Publié par Marie-Aude in : Habiba, Maroc , rétrolien

Comme moi. J’étais un peu étrangère ici, pas beaucoup, mais plus tout à fait chez moi. Notre chambre sentait bien un peu la poussière, malgré le grand ménage fait avant notre arrivée, et le lit me paraissait bien dur. C’était sans doute ce que Brahim et Leila appréciait le plus, de pouvoir dormir avec leurs cousins, à point d’heure, se couchant où le sommeil les prenait, l’instant d’avant en train de jouer, et brusquement plongés dans le sommeil. Les semaines où Aziz rejoignait son autre femme, je retournais dans le salon des femmes, et Leila se blottissait contre moi, redevenant une toute petite fille.

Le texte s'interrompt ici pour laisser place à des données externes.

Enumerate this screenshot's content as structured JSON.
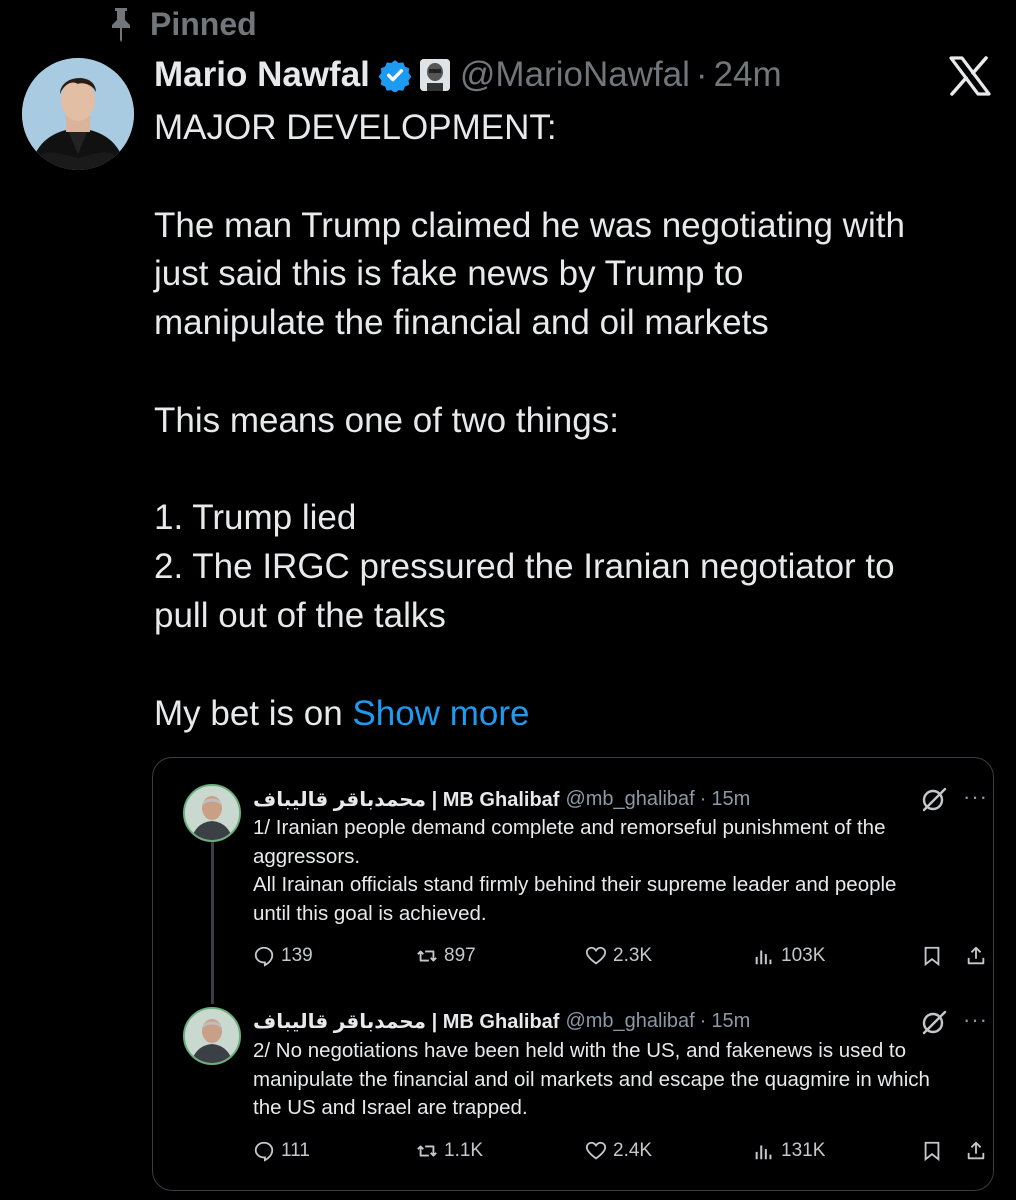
{
  "pinned_label": "Pinned",
  "author": {
    "name": "Mario Nawfal",
    "handle": "@MarioNawfal",
    "time": "24m"
  },
  "body_lines": [
    "MAJOR DEVELOPMENT:",
    "",
    "The man Trump claimed he was negotiating with",
    "just said this is fake news by Trump to",
    "manipulate the financial and oil markets",
    "",
    "This means one of two things:",
    "",
    "1. Trump lied",
    "2. The IRGC pressured the Iranian negotiator to",
    "pull out of the talks",
    ""
  ],
  "last_line_prefix": "My bet is on ",
  "show_more": "Show more",
  "quoted": [
    {
      "name": "محمدباقر قالیباف | MB Ghalibaf",
      "handle": "@mb_ghalibaf",
      "time": "15m",
      "more": "···",
      "lines": [
        "1/ Iranian people demand complete and remorseful punishment of the",
        "aggressors.",
        "All Irainan officials stand firmly behind their supreme leader and people",
        "until this goal is achieved."
      ],
      "replies": "139",
      "reposts": "897",
      "likes": "2.3K",
      "views": "103K"
    },
    {
      "name": "محمدباقر قالیباف | MB Ghalibaf",
      "handle": "@mb_ghalibaf",
      "time": "15m",
      "more": "···",
      "lines": [
        "2/ No negotiations have been held with the US, and fakenews is used to",
        "manipulate the financial and oil markets and escape the quagmire in which",
        "the US and Israel are trapped."
      ],
      "replies": "111",
      "reposts": "1.1K",
      "likes": "2.4K",
      "views": "131K"
    }
  ],
  "colors": {
    "background": "#000000",
    "text": "#e7e9ea",
    "muted": "#71767b",
    "link": "#1d9bf0",
    "verified": "#1d9bf0"
  },
  "icons": [
    "pin-icon",
    "verified-badge-icon",
    "affiliate-badge-icon",
    "x-logo-icon",
    "grok-icon",
    "reply-icon",
    "repost-icon",
    "like-icon",
    "views-icon",
    "bookmark-icon",
    "share-icon"
  ]
}
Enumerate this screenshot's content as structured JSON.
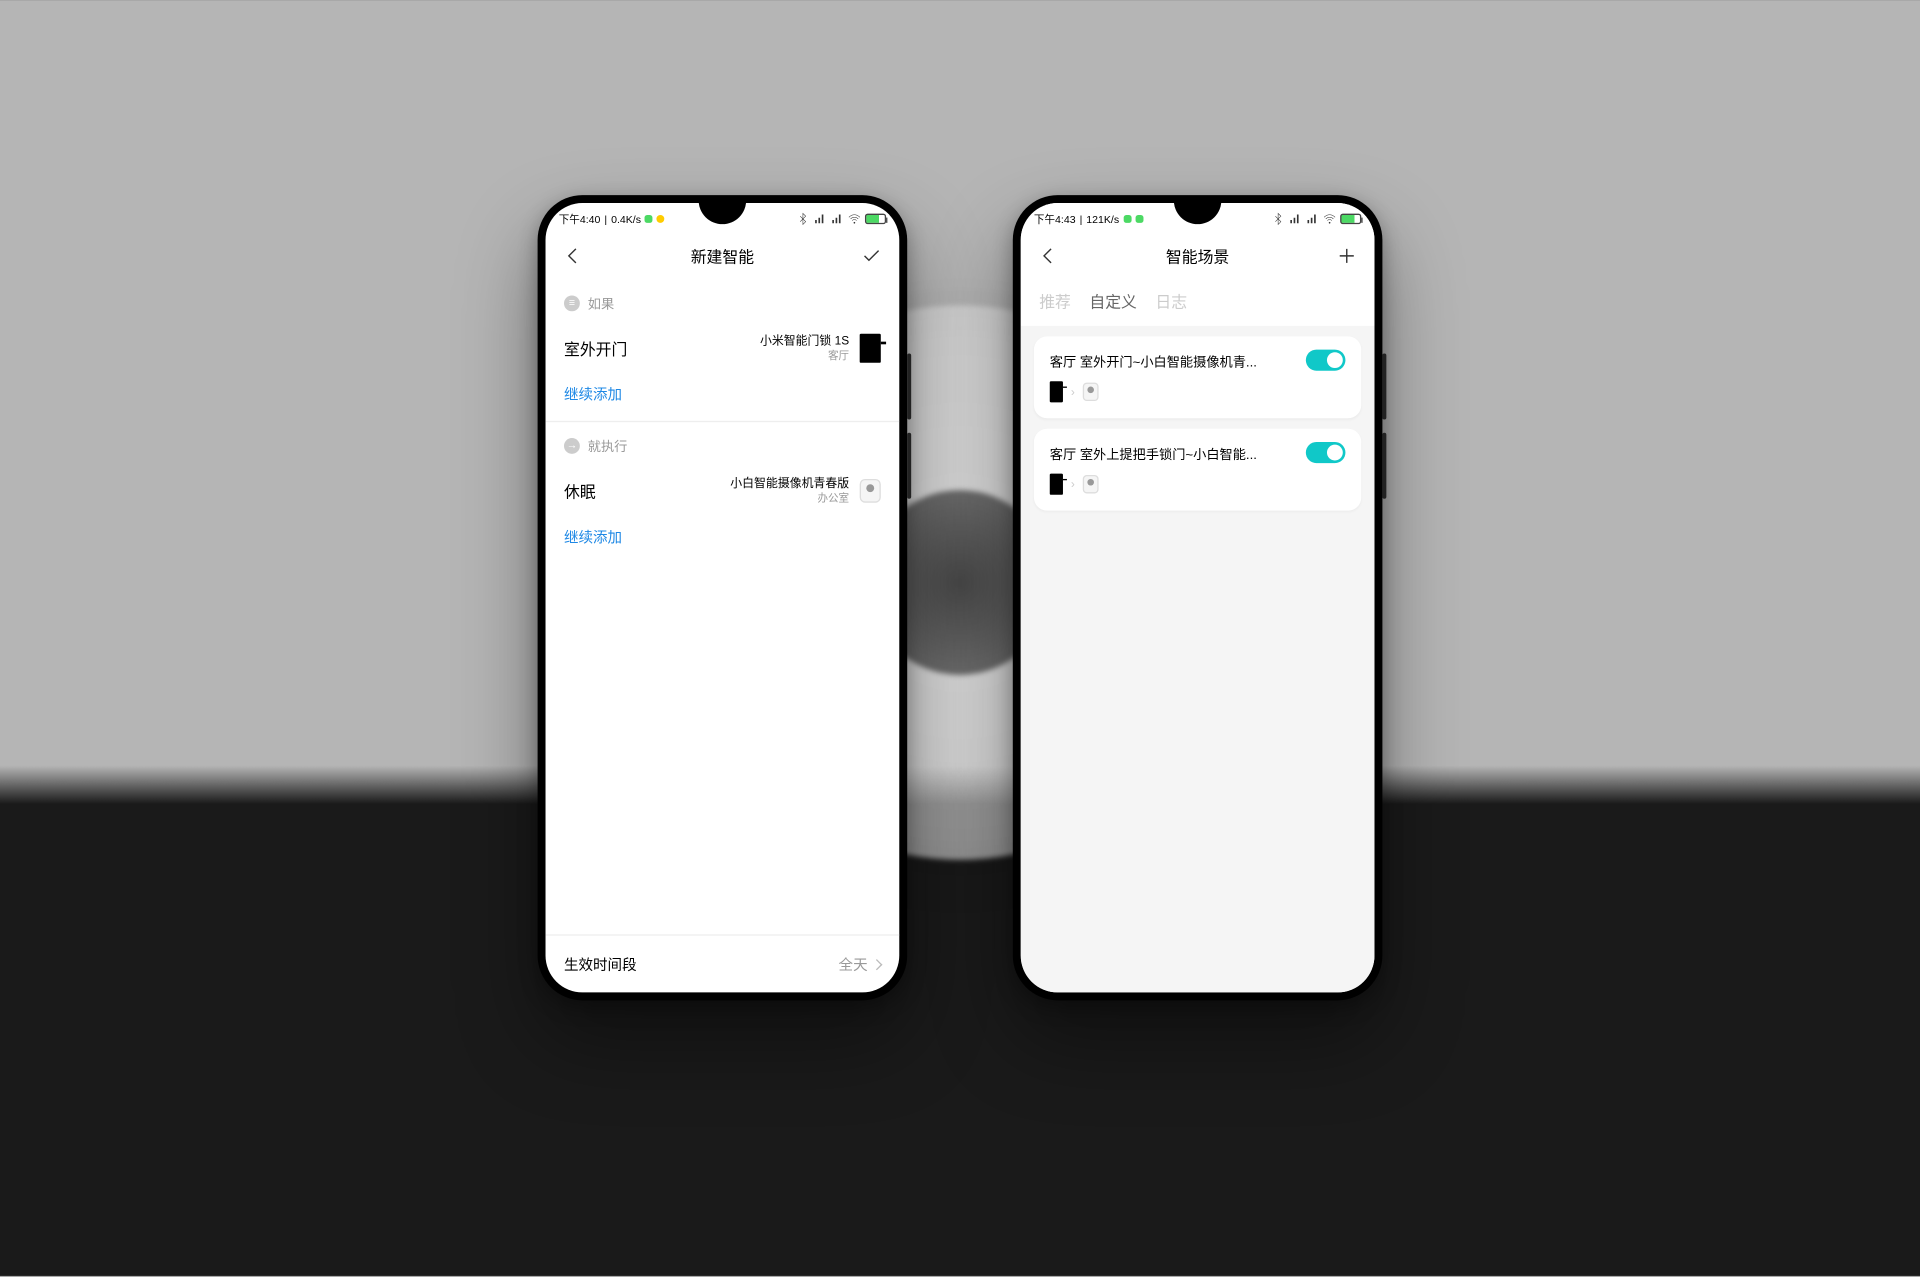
{
  "left": {
    "status": {
      "time": "下午4:40",
      "net": "0.4K/s"
    },
    "header": {
      "title": "新建智能"
    },
    "if_label": "如果",
    "if_item": {
      "action": "室外开门",
      "device": "小米智能门锁 1S",
      "room": "客厅"
    },
    "add_more": "继续添加",
    "then_label": "就执行",
    "then_item": {
      "action": "休眠",
      "device": "小白智能摄像机青春版",
      "room": "办公室"
    },
    "footer": {
      "label": "生效时间段",
      "value": "全天"
    }
  },
  "right": {
    "status": {
      "time": "下午4:43",
      "net": "121K/s"
    },
    "header": {
      "title": "智能场景"
    },
    "tabs": {
      "recommend": "推荐",
      "custom": "自定义",
      "log": "日志"
    },
    "scenes": [
      {
        "title": "客厅 室外开门~小白智能摄像机青...",
        "on": true
      },
      {
        "title": "客厅 室外上提把手锁门~小白智能...",
        "on": true
      }
    ]
  }
}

Quand nous sommes rentrés, j’ai eu l’impression d’avoir laissé sur place une autre Habiba, celle qui courait librement dans le douar, qui s’émerveillait des petits immeubles de Zagora, et qui avait une place où elle était chez elle, tout le monde la connaissait, toute sa vie s’était déroulée là, et rien n’était différent entre elle et les autres. Celle petite Habiba, je l’ai enfermée quelque part dans mon cœur, et puis je suis rentrée en France, où j’étais aussi, autant, aussi peu chez moi.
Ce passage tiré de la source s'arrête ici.